PHILINTE. Mon Dieu, des mœurs du temps mettons-nous moins en peine, Et faisons un peu grâce à la nature humaine; Ne l'examinons point dans la grande rigueur, Et voyons ses défauts avec quelque douceur. Il faut, parmi le monde, une vertu traitable; A force de sagesse on peut être blâmable; La parfaite raison fuit toute extrémité, Et veut que l'on soit sage avec sobriété. Cette grande roideur des vertus des vieux âges Heurte trop notre siècle et les communs usages: Elle veut aux mortels trop de perfection : Il faut fléchir au temps sans obstination ; Et c'est une folie à nulle autre seconde De vouloir se mêler de corriger le monde

L'ensemble. — Molière a été appelé à juste titre par Boileau « l'auteur du Misanthrope «, c'est dire que cette pièce correspond exactement à la plus haute forme de son génie. L'étude psychologique, sociale, philosophique, la constitue tout entière. C'est d'abord une suite d'analyses de caractères : Alceste, Philinte, Célimène, Arsinoë, offrent toutes les nuances des sentiments humains et des attitudes morales les plus variées. C'est aussi une discussion de théories sociales et même philosophiques : l'homme est-il bon ? est-il mauvais ? comment devons-nous nous conduire à l'égard de nos semblables ? que penser d'eux ? Les thèses opposées sont placées ici dans la bouche d'Alceste et de Philinte. Chacun expose ses arguments, chacun défend sa manière de voir. Comme dans toute discussion philosophique, chacun reste sur ses positions. Il est impossible de conclure. Les raisons sont valables dans l'un et l'autre sens.

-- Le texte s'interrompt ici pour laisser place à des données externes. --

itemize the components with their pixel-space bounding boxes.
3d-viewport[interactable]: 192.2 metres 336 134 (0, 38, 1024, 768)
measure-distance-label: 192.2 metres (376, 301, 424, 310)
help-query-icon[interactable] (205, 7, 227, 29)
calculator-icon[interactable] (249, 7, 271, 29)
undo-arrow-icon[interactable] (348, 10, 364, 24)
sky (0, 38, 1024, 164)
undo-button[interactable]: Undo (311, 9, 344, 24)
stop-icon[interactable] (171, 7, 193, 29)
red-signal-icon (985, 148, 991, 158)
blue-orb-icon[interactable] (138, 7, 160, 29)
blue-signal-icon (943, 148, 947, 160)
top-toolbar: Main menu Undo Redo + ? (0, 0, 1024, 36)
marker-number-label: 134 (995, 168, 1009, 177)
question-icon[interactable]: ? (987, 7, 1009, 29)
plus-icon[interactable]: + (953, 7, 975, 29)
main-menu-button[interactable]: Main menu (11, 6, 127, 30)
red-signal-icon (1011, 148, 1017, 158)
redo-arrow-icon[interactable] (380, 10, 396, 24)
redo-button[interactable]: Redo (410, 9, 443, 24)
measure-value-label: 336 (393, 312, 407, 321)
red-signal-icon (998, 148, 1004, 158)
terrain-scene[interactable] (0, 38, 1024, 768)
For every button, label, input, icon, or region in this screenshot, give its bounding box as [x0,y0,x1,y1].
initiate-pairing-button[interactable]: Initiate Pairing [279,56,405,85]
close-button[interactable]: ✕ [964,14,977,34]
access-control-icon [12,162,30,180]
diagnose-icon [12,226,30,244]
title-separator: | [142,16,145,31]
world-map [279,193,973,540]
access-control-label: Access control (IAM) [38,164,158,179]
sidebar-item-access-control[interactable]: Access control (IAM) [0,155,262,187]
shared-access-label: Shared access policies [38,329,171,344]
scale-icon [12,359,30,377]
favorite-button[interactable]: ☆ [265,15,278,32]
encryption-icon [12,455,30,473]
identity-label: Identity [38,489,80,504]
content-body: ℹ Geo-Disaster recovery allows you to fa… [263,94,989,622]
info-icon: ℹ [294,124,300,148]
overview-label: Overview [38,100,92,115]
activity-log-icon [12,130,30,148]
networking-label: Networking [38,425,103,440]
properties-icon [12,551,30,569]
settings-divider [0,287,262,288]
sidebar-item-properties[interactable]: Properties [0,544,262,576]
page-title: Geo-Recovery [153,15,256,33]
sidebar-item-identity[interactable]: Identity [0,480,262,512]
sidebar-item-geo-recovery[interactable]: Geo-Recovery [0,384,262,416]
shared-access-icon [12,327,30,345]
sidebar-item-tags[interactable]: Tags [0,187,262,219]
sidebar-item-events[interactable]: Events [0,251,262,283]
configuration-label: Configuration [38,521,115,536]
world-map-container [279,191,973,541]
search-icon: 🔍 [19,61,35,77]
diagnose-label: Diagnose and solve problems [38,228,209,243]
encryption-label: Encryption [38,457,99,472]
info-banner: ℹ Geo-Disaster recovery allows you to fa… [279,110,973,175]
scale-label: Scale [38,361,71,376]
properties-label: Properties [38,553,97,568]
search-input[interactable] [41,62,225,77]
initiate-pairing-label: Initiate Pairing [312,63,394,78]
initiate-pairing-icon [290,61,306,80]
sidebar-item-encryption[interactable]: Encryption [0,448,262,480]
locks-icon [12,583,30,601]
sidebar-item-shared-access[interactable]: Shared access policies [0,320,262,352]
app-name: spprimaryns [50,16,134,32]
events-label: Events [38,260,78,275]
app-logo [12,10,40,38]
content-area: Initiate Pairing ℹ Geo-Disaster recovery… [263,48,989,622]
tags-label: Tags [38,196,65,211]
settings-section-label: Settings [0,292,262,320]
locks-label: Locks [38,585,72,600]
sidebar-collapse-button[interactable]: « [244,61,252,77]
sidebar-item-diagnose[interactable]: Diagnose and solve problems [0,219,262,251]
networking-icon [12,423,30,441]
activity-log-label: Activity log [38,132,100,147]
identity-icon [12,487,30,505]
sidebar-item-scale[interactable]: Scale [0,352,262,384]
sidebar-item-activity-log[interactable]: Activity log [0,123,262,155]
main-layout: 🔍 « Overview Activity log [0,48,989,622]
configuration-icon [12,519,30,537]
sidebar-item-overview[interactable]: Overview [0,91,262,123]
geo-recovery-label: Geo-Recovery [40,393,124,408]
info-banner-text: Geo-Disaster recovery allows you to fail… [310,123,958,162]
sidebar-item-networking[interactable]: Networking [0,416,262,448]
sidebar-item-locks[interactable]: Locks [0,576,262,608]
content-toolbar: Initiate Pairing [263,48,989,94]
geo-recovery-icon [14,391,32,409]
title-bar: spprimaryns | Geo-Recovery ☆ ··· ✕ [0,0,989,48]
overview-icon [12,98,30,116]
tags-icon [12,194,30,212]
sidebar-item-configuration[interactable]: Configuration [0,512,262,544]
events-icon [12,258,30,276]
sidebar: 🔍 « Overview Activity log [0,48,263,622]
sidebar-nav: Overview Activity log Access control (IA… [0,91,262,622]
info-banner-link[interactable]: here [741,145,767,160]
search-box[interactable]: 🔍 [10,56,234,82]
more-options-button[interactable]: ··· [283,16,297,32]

Situation du morceau. — Alceste et Philinte, deux gentilshommes, se sont rencontrés en allant chez une jeune veuve de leurs amies, Célimène, qu'aime Alceste. Leur discussion a commencé parce qu'Alceste -s'est indigné de voir Philinte entretenir cordialement quelqu'un dont, ensuite, il n'a pas pu dire le nom. De là, controverse générale sur la politesse, la compréhension optimiste ou pessimiste de l'humanité, les sentiments éprouvés pour nos semblables.

Plan. — 1° Opinion générale d'Alceste; 2° raisons personnelles; 3° résolution ou du moins désir de fuir dans un désert. — 1° Indulgence de Philinte; 2° idéal de vertu moyenne de juste milieu; 3° connaissance du monde et de la vie. Sentiments des personnages. — Alceste est assez noble, mais très égoïste et très aveugle. Il donne des motifs trop personnels à son indignation et ne se rend pas compte que tous les hommes sont ainsi faits. Philinte, ici surtout, voit plus juste, il sait que les mortels ne sont pas parfaits, il est d'un commerce plus agréable et meilleur psychologue.

Idées de Fauteur. — Molière participe à ce qu'il y a de généreux dans l'âme d'Alceste. Il s'indigne devant la sottise et la lâcheté humaine, mais il possède aussi l'indulgence de Philinte et le même idéal de perfection moyenne se fondant sur une exacte connaissance de la vie. Reflet du temps. — Le règne des salons; l'influence des moralistes; conversations sur les idées générales; idéal de juste milieu. Méditation personnelle. — Nous faisons partie de cette humanité que nous jugeons si mal. Transformons-nous donc, élevons-nous avant de songer à « corriger le monde «.

PLAN DE TRAVAIL 1° Imaginez la réponse que vous feriez à Alceste et à Philinte. 2° Mettez en valeur, en vous inspirant des Pensées de Pascal, du Sermon sur la Mort de Bossuet et de l'Homme de Lamartine, ce qui fait que l'homme est à la fois bon et mauvais « ange et bête «.